- Ну, что ты меня жалеешь?! У меня всё хорошо! Всё в полном порядке! А вот как твои дела? Ведь ты же ничего не написал о диссертации!
- Как это не написал? – удивился и даже обиделся Фёдоров, но сразу сообразил: – Похоже, из-за твоего обмена и переезда ты просто не получила моего письма. А дела мои – вот! – Алексей Витальевич достал из кармана служебное удостоверение НИИ МБП, где значились и должность, и учёная степень.
Мама бережно вернула сыну "корочки", взглянув на него одновременно и с чувством гордости за его успехи, и с некоторой грустью, выдававшей невысказанное желание, затаённую надежду, что сын переедет сюда, найдёт работу в университете или ещё где-нибудь поблизости. Теперь-то, как она сразу оценила, при таком-то положении сына в большой науке, это вряд ли осуществимо. Были у мамы, по– видимому, и надежды другого рода, потому что она спросила:
- А подругу жизни ты себе ещё не нашёл? Хотя, где уж там, при таких делах и заботах, – глянула она на карман, куда Фёдоров положил своё удостоверение.
Алексей Витальевич решил, что надо успокоить мать ещё и в этом отношении. Тем более, что не появилось никакой раздвоенности сознания, ничего такого, что предвещало бы ошибочность, преждевременность его объяснения:
- Знаешь, загадывать рано, говорить со всей определённостью тем более, но. Кажется, появился очень хороший шанс! Всё! Больше не скажу ни слова! Давай, лучше пойдём на море, проветримся!
- Кстати, а как ты меня нашёл? Долго блуждал, наверное, по нашим закоулкам?
Фёдоров ответил, что это оказалось совсем не трудным, хотя он не стал, конечно, извещать мать о своём прекрасном многолетнем знании местности, этого вот домика, городка, его окрестностей. Вскоре они были уже у моря. Мать повела его к ближайшему спуску с высокого берега к полосе прибоя. Здесь стояла старая, без многих ступенек, ещё немецкая лестница. Выход к ней был загорожен сетчатой железной оградой около полутора метров высотой.

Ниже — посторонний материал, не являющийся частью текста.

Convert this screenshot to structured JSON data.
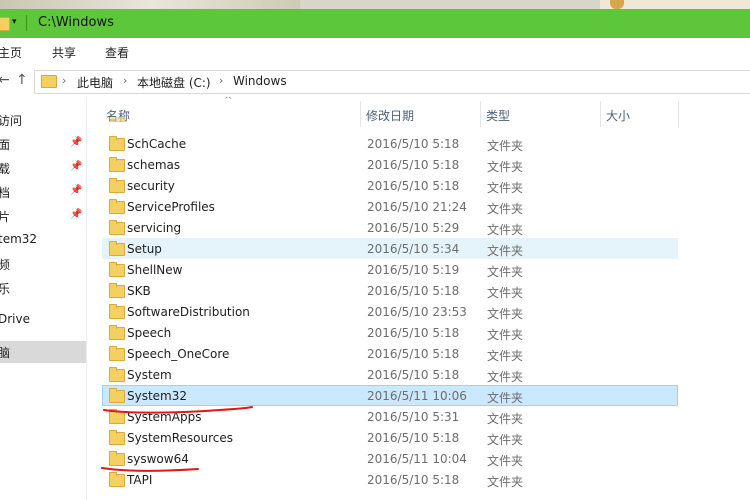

Без малого шестидесятилетняя женщина с лёгкостью подростка перемахнула через эту изгородь и, задорно улыбаясь, повернулась к сыну:
- Ну, что же ты замешкался? Или совсем москвичом стал, стесняешься?!
- Ещё чего! – ответил Фёдоров и с почти такой же ловкостью перелез через ограду.
Вскоре они шли по самой кромке берега, отпрыгивая от периодически накатывавшихся более крупных волн прибоя. Фёдоров неосознанно увлекал мать к востоку, туда, где стояло полузатопленное греческое судно, разбившееся здесь много лет назад. Лет через двадцать, в иной реальности его разрежут на куски и продадут как металлолом. Какая судьба ждёт этот пароход теперь – в исправляемой реальности, предвидеть он не брался. Солнце сияло в вышине, окружённое розоватым ореолом, но здесь не оказалось и следа того плотного тумана, который застал Фёдорова в дороге. Хотя и не спеша, но бодрым шагом они с матерью продвигались в намеченном направлении по кромке прибоя, беседуя на ходу. Фёдорова более всего интересовали обстоятельства, связанные с обменом квартир и переездом, в котором, к его сожалению и стыду, он совершенно не смог ничем помочь. Его мать, напротив, считала, что Алексей не вправе был бросать свои дела в Москве (связанные, как она ошибочно считала, лишь с защитой докторской диссертации, не предполагая государственной значимости его действительных дел и занятий). Привыкшая с ранней юности к труду и трудностям, она никогда не роптала на судьбу, заражая своей жизнестойкостью всех, кто её окружал.